Table of Contents
International Journal of Family Medicine
Volume 2014 (2014), Article ID 124708, 6 pages
Research Article

A Change in Students’ Perceptions of Peer and Faculty Attitudes to Rural Medicine following the Introduction of a Rural Health Rotation

Department of General Practice and Rural Health, Dunedin School of Medicine, University of Otago, P.O. Box 913, Dunedin 9054, New Zealand

Received 27 May 2014; Revised 17 July 2014; Accepted 12 August 2014; Published 27 August 2014

Academic Editor: Christos D. Lionis

Copyright © 2014 Martyn Williamson. This is an open access article distributed under the Creative Commons Attribution License, which permits unrestricted use, distribution, and reproduction in any medium, provided the original work is properly cited.


Introduction. In 2000, the Dunedin School of Medicine (one of Otago Medical School’s 3 clinical schools) introduced 7-week rural placement. A survey of students conducted before attending the placement showed that most students did not perceive faculty to have a positive view of rural health. In 2007, we explored whether students’ perceptions had changed. Method. All 5th year medical students at Otago Medical School were surveyed using items from the original study.
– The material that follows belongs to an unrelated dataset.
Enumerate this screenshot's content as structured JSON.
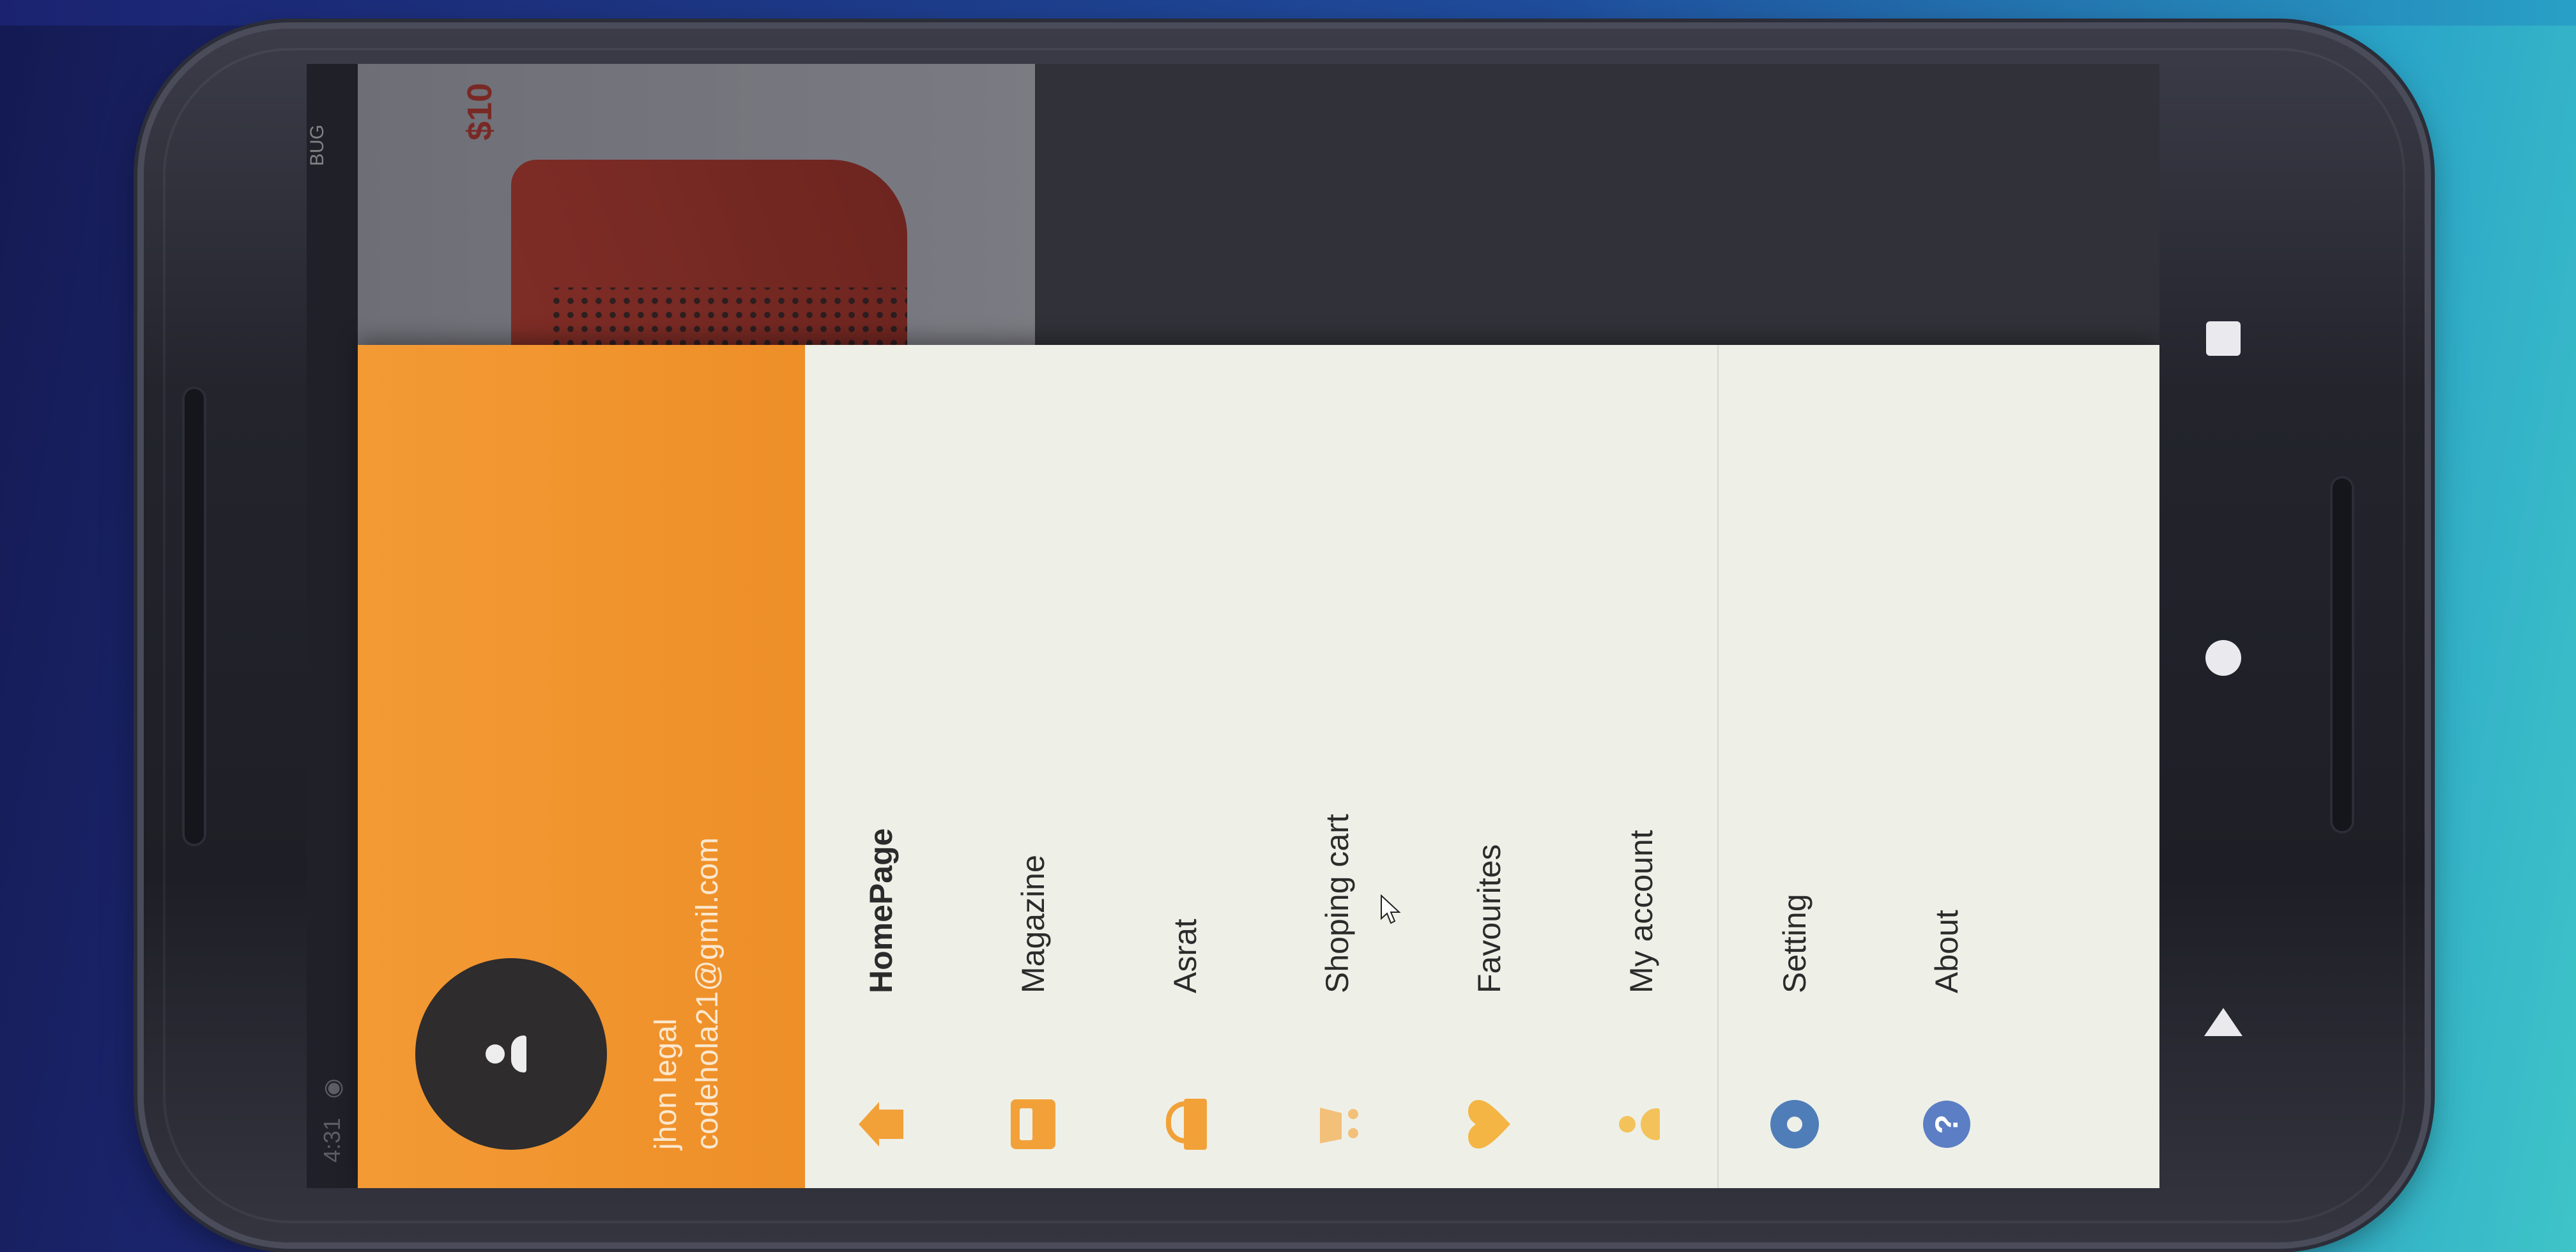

The perceptions of students in Dunedin were compared with those of students in the other clinical schools (no rural rotation) and with those of students in the original study. Results. In 2007, there was a significantly increased likelihood of students from Dunedin reporting perceptions of positive faculty attitudes towards rural health compared with students from the other two clinical schools and with Dunedin students from the original survey. Conclusion. The results suggest that student perceptions of faculty attitudes in the school towards rural health may be changed following the introduction of a general practice rural placement to its curriculum.